Intersindical Canaria defiende el concurso de méritos para la estabilización laboral de los trabajadores públicos

Unos 20.000 empleados públicos aguardan la convocatoria para ocupar las 2.000 plazas fijas correspondientes a los años 2017 y 2018 en la Administración General de la Comunidad Autónoma, una convocatoria que, como en anteriores ocasiones, y por la desidia del gobierno, sufre un importante retraso, pero ahora agravado por la actual pandemia de coronavirus.

Hay que recordar que el porcentaje de temporalidad e interinidad en Canarias se encuentra entre el 30 y el 40% del conjunto de trabajadores, dándose además la circunstancia que existe personal en las áreas de Sanidad, Educación, Administración General y Justicia que acumulan más de 15 años de contratos temporales.

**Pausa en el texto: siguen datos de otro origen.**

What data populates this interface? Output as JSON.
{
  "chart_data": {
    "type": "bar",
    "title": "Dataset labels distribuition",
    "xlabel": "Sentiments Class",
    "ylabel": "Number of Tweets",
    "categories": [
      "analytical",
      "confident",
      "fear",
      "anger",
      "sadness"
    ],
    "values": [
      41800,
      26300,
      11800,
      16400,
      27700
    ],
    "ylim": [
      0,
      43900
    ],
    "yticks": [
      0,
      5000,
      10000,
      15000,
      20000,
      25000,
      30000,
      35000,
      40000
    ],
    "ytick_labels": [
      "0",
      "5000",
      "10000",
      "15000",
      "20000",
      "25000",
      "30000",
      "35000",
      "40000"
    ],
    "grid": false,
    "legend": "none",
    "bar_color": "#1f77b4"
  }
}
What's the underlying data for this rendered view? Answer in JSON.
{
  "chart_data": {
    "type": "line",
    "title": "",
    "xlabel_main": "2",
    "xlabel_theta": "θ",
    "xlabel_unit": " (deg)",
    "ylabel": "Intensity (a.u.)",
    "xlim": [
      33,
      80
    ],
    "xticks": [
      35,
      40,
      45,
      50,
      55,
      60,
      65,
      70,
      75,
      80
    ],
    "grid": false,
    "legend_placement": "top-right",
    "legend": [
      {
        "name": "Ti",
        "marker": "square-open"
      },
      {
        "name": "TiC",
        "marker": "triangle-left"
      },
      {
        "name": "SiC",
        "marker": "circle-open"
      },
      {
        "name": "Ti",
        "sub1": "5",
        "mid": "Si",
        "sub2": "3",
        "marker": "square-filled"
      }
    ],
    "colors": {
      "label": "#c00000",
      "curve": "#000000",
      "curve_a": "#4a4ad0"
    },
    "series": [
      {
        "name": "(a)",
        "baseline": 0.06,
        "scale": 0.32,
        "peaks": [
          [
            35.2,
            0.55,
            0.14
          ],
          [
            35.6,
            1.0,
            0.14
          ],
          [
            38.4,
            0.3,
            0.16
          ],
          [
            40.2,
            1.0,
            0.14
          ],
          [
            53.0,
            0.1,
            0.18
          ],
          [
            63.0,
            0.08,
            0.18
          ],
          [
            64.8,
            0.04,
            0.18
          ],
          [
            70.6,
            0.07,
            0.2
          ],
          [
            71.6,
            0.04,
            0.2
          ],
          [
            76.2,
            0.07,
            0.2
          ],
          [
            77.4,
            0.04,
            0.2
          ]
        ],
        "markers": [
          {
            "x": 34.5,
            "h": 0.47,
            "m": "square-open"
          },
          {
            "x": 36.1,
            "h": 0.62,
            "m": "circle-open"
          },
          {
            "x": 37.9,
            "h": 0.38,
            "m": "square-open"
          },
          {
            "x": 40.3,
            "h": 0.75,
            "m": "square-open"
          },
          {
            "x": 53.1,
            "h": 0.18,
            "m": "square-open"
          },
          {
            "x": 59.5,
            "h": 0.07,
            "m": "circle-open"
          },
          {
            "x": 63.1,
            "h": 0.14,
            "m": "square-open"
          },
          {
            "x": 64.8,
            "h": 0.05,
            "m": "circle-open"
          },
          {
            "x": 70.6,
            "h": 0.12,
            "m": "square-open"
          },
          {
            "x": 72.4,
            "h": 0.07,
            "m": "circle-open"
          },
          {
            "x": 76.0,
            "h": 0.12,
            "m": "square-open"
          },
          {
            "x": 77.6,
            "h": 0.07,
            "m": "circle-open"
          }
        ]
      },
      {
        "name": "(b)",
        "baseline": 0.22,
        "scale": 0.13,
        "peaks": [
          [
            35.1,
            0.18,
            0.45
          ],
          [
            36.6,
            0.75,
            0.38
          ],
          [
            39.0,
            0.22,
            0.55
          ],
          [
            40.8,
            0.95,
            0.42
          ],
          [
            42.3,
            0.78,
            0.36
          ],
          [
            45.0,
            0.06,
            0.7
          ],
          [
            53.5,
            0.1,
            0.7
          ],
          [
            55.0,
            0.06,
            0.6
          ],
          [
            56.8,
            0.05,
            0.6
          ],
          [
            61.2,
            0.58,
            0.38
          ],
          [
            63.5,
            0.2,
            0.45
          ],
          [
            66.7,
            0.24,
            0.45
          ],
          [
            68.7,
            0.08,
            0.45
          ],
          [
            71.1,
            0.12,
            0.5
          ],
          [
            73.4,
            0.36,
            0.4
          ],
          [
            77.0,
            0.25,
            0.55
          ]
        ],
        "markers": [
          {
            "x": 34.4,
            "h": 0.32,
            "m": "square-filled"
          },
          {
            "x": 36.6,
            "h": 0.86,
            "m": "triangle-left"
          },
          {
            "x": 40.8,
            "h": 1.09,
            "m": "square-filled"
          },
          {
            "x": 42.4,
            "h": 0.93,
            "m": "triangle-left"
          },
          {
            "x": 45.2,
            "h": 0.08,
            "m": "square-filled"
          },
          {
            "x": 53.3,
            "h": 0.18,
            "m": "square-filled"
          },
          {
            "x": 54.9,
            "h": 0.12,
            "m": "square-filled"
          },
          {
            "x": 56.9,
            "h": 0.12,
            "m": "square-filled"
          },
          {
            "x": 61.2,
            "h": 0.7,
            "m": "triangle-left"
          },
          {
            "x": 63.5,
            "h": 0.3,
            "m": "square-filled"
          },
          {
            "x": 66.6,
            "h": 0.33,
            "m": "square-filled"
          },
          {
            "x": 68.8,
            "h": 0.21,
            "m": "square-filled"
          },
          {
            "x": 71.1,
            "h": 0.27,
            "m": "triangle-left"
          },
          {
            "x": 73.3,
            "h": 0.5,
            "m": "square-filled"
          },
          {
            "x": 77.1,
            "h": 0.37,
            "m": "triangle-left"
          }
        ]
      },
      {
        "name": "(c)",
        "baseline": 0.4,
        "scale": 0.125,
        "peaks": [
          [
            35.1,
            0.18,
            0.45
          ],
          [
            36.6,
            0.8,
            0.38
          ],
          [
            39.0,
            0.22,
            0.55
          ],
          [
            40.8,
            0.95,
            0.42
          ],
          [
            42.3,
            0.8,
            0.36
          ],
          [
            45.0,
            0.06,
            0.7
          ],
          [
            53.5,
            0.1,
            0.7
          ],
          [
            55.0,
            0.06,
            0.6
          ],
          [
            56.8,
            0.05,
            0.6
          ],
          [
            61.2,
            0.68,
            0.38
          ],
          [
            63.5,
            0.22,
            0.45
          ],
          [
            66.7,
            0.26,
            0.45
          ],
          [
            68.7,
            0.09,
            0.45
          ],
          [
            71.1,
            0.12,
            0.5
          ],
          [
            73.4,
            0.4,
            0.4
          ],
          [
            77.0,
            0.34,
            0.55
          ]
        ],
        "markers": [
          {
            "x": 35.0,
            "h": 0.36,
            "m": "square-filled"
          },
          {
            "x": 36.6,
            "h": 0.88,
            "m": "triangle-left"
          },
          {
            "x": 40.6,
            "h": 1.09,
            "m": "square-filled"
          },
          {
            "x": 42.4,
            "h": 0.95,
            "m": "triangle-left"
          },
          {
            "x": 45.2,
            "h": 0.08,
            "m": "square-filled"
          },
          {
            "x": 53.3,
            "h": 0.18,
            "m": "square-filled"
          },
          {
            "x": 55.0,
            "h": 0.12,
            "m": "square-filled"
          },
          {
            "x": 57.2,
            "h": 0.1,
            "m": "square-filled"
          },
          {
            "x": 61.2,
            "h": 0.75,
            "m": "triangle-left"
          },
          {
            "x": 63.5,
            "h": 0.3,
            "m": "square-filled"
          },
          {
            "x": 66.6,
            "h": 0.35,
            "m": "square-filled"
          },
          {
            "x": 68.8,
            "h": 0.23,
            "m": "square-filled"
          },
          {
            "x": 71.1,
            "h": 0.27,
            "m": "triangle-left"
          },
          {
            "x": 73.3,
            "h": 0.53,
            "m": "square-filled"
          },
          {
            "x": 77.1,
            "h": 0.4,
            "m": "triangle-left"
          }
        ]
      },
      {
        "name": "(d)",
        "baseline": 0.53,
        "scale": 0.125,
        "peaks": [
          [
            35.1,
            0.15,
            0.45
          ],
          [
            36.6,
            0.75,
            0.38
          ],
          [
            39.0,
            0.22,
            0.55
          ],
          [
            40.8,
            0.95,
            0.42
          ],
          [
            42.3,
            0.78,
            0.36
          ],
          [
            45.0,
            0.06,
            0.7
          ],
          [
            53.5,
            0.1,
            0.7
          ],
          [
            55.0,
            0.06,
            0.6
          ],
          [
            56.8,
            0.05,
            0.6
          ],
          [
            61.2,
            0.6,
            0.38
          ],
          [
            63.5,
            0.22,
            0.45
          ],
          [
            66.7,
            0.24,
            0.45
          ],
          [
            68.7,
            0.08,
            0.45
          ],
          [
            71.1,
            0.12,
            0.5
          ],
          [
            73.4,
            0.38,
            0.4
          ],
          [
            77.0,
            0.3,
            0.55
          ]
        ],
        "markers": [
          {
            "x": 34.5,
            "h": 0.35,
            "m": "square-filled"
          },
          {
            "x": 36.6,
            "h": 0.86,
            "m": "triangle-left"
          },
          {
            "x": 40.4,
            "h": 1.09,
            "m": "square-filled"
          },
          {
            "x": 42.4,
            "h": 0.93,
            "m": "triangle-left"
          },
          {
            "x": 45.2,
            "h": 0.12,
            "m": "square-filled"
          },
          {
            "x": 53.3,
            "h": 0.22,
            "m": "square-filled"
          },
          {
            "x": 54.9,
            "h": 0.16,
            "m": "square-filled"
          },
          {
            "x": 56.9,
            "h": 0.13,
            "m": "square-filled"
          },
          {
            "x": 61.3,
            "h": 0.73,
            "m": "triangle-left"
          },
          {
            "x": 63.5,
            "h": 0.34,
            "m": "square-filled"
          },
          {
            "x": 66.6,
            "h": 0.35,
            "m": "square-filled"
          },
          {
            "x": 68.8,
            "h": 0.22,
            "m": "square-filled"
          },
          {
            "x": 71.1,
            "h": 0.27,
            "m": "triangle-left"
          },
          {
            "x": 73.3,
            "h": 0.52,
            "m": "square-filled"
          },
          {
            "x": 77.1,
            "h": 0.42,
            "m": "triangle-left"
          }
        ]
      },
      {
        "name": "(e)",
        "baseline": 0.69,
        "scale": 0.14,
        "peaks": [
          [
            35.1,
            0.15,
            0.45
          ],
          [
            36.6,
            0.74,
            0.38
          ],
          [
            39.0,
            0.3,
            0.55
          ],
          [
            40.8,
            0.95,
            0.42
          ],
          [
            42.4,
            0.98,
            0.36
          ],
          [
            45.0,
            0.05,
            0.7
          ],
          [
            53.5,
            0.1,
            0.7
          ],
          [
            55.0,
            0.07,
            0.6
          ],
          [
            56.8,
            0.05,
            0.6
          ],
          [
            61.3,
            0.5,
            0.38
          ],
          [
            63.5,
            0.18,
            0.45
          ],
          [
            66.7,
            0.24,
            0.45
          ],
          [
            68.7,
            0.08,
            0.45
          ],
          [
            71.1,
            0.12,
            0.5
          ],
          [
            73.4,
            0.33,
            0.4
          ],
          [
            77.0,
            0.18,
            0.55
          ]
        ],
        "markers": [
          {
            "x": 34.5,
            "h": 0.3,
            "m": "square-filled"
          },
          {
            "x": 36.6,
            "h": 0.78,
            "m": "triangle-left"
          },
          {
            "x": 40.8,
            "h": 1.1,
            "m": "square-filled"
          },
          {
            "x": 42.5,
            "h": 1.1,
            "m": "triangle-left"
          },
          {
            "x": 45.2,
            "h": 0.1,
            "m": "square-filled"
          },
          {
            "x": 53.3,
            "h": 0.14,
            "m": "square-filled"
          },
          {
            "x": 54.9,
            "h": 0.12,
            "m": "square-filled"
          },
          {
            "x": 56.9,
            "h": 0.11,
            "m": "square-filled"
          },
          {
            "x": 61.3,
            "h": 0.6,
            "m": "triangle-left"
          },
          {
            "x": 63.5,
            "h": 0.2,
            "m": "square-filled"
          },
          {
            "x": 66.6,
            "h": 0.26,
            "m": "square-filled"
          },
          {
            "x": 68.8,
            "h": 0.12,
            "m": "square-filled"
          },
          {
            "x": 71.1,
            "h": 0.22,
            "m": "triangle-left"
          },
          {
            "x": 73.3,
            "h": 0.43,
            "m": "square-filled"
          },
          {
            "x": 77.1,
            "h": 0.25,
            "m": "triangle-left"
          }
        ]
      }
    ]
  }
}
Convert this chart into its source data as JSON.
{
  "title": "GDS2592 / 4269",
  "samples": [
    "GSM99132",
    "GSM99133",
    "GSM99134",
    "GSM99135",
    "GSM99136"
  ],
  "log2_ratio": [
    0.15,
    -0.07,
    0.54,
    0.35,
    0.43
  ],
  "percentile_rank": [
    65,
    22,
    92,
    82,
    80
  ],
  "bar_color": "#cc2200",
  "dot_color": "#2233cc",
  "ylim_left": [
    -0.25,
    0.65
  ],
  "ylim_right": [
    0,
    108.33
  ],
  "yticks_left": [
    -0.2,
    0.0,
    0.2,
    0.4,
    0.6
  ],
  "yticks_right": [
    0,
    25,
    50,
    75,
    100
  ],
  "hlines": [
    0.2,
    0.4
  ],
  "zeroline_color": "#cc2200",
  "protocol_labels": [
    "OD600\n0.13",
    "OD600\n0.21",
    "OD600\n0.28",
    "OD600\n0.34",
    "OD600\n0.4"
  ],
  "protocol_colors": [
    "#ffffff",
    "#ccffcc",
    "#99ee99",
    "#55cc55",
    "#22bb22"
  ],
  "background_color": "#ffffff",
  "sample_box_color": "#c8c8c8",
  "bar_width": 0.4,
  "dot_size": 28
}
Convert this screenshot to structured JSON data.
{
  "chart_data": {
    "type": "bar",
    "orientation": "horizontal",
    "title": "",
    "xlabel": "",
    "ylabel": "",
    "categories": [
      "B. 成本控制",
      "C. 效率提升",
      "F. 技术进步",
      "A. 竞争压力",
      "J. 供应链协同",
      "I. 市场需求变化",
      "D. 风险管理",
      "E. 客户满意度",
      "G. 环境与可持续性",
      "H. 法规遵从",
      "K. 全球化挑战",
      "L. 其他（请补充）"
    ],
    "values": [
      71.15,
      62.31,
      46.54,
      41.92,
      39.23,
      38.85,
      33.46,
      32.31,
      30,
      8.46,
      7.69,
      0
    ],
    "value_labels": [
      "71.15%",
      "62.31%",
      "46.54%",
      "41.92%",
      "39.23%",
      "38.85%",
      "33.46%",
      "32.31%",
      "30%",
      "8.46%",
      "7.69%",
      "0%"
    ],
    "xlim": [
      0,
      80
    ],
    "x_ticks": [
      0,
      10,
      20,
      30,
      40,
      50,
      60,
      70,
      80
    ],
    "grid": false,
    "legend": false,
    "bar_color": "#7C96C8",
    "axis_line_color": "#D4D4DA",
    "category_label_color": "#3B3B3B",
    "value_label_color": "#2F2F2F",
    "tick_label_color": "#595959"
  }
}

La precariedad en el empleo público ha sido objeto de varias sentencias, tanto del Tribunal de Justicia europeo (TJUE) como de los tribunales españoles. Recientemente, el Tribunal de Luxemburgo llamó la atención a España por abusar de la temporalidad en las administraciones públicas e insta a la Justicia española a establecer varios caminos para reducirla, entre ellos la conversión de estos trabajadores en indefinidos no fijos o mediante la convocatoria de procesos selectivos para consolidar las plazas sujetas a interinidad. También contempla la opción de indemnizar a estos trabajadores por sus años de servicio, cosa que ya está ocurriendo en Canarias tras las demandas promovidas por Intersindical Canaria, principalmente entre los trabajadores sanitarios. INTERSINDICAL CANARIA, sindicato mayoritario en el sector público, contrariamente al método de concurso-oposición defendido por el gobierno canario y los sindicatos Comisiones y UGT, defiende el concurso de méritos para estabilizar laboralmente a los actuales trabajadores temporales que ya prestan servicios en la Administración. Un sistema este de selección mucho más objetivo que el concurso-oposición y que, además, dotaría a los servicios públicos del personal más cualificado y formado. En las actuales circunstancias de aislamiento, el sistema selectivo del concurso de méritos evita además la concentración de miles de opositores para la realización de pruebas presenciales con riesgo de contagios por covid-19.